Acadian Look up Acadian at Dictionary.com
1705, from Acadia, Latinized form of Acadie, French name of Nova Scotia, probably from Archadia, the name given to the region by Verrazano in 1520s, from Greek Arkadia, emblematic in pastoral poetry of a place of rural peace (see Arcadian); the name may have been suggested to Europeans by the native Micmac (Algonquian) word akadie "fertile land." The Acadians, expelled by the English in 1755, settled in large numbers in Louisiana (see Cajun, which is a corruption of Acadian).

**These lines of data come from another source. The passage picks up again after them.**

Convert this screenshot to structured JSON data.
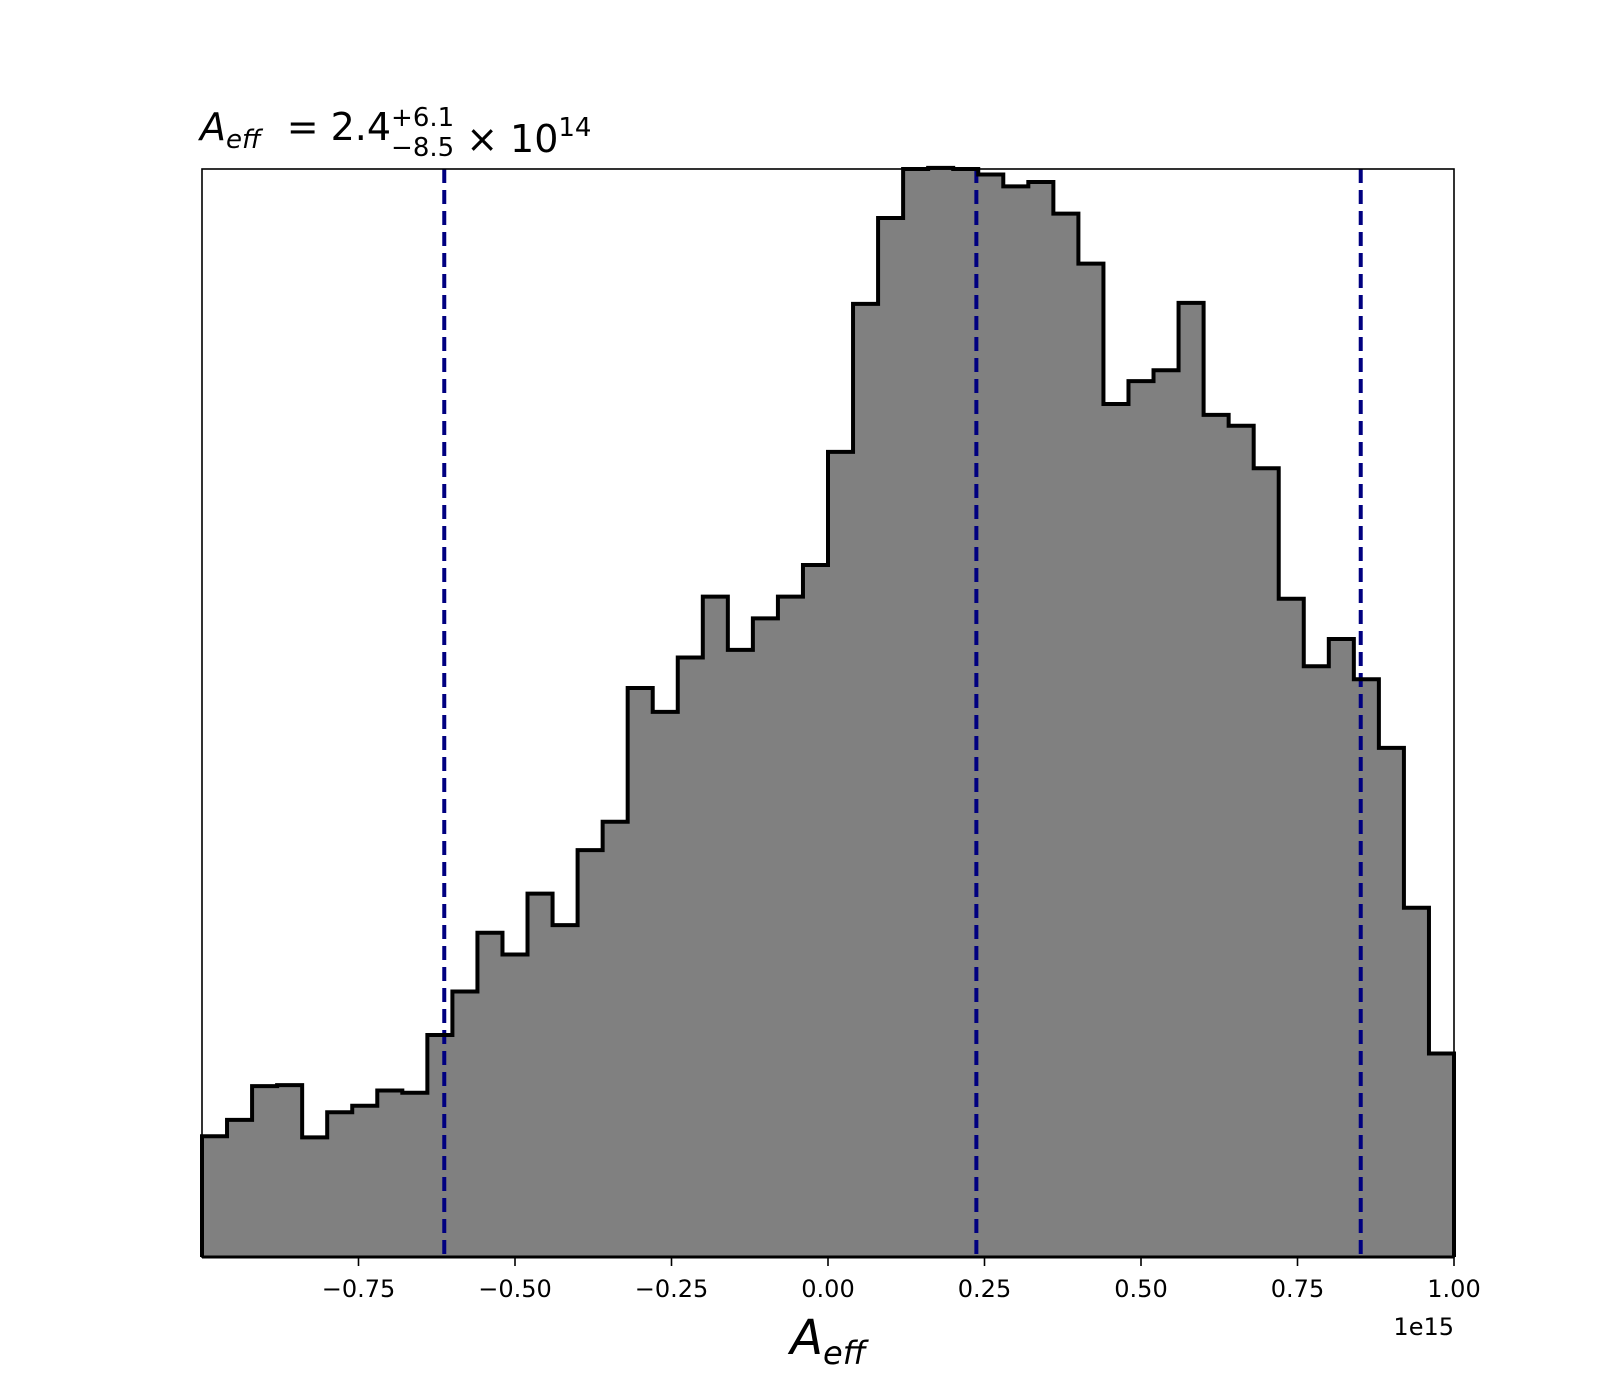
{
  "chart_data": {
    "type": "histogram",
    "title": {
      "symbol": "A",
      "symbol_sub": "eff",
      "equals": "=",
      "value": "2.4",
      "upper": "+6.1",
      "lower": "−8.5",
      "times": "×",
      "base": "10",
      "exponent": "14"
    },
    "xlabel": {
      "symbol": "A",
      "symbol_sub": "eff"
    },
    "ylabel": "",
    "offset_text": "1e15",
    "xlim": [
      -1.0,
      1.0
    ],
    "ylim": [
      0,
      1.0
    ],
    "x_ticks": [
      -0.75,
      -0.5,
      -0.25,
      0.0,
      0.25,
      0.5,
      0.75,
      1.0
    ],
    "x_tick_labels": [
      "−0.75",
      "−0.50",
      "−0.25",
      "0.00",
      "0.25",
      "0.50",
      "0.75",
      "1.00"
    ],
    "y_ticks_visible": false,
    "grid": false,
    "bin_edges": [
      -1.0,
      -0.96,
      -0.92,
      -0.88,
      -0.84,
      -0.8,
      -0.76,
      -0.72,
      -0.68,
      -0.64,
      -0.6,
      -0.56,
      -0.52,
      -0.48,
      -0.44,
      -0.4,
      -0.36,
      -0.32,
      -0.28,
      -0.24,
      -0.2,
      -0.16,
      -0.12,
      -0.08,
      -0.04,
      0.0,
      0.04,
      0.08,
      0.12,
      0.16,
      0.2,
      0.24,
      0.28,
      0.32,
      0.36,
      0.4,
      0.44,
      0.48,
      0.52,
      0.56,
      0.6,
      0.64,
      0.68,
      0.72,
      0.76,
      0.8,
      0.84,
      0.88,
      0.92,
      0.96,
      1.0
    ],
    "counts": [
      0.111,
      0.126,
      0.157,
      0.158,
      0.11,
      0.133,
      0.139,
      0.153,
      0.151,
      0.204,
      0.244,
      0.298,
      0.278,
      0.334,
      0.305,
      0.374,
      0.4,
      0.523,
      0.501,
      0.551,
      0.607,
      0.558,
      0.587,
      0.607,
      0.636,
      0.74,
      0.876,
      0.955,
      1.0,
      1.001,
      1.0,
      0.995,
      0.984,
      0.988,
      0.959,
      0.913,
      0.784,
      0.805,
      0.815,
      0.877,
      0.774,
      0.764,
      0.725,
      0.605,
      0.543,
      0.568,
      0.531,
      0.468,
      0.321,
      0.187
    ],
    "fill_color": "#808080",
    "edge_color": "#000000",
    "vlines": [
      {
        "x": -0.613
      },
      {
        "x": 0.237
      },
      {
        "x": 0.851
      }
    ],
    "vline_color": "#000080",
    "vline_style": "dashed"
  }
}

acanthus (n.) Look up acanthus at Dictionary.com
1660s, from Latin acanthus, from Greek akanthos, from ake "point, thorn" (see acrid) + anthos "flower" (see anther). So called for its large spiny leaves. A conventionalized form of the leaf is used in Corinthian capitals.
Acapulco Look up Acapulco at Dictionary.com
in full, Acapulco de Juarez, resort town in western Mexico, from Nahuatl (Aztecan) acapulco "place of the large canes," from aca(tl) "cane (plant)" + -pul "large" + -co "place." Acapulco gold as the name of a local grade of potent marijuana is attested from 1965.
accede (v.) Look up accede at Dictionary.com
early 15c., from Latin accedere "approach, enter upon," from ad- "to" (see ad-) + cedere "go, move" (see cede). Latin ad- usually became ac- before "k" sounds. Related: Acceded; acceding.
accelerant (n.) Look up accelerant at Dictionary.com
1854, from Latin accelerantem (nominative accelerans), present participle of accelerare (see accelerate). As an adjective from 1890.
accelerate (v.) Look up accelerate at Dictionary.com
1520s, from Latin acceleratus, past participle of accelerare "to hasten, to quicken," from ad- "to" (see ad-) + celerare "hasten," from celer "swift" (see celerity). Related: Accelerated; accelerating.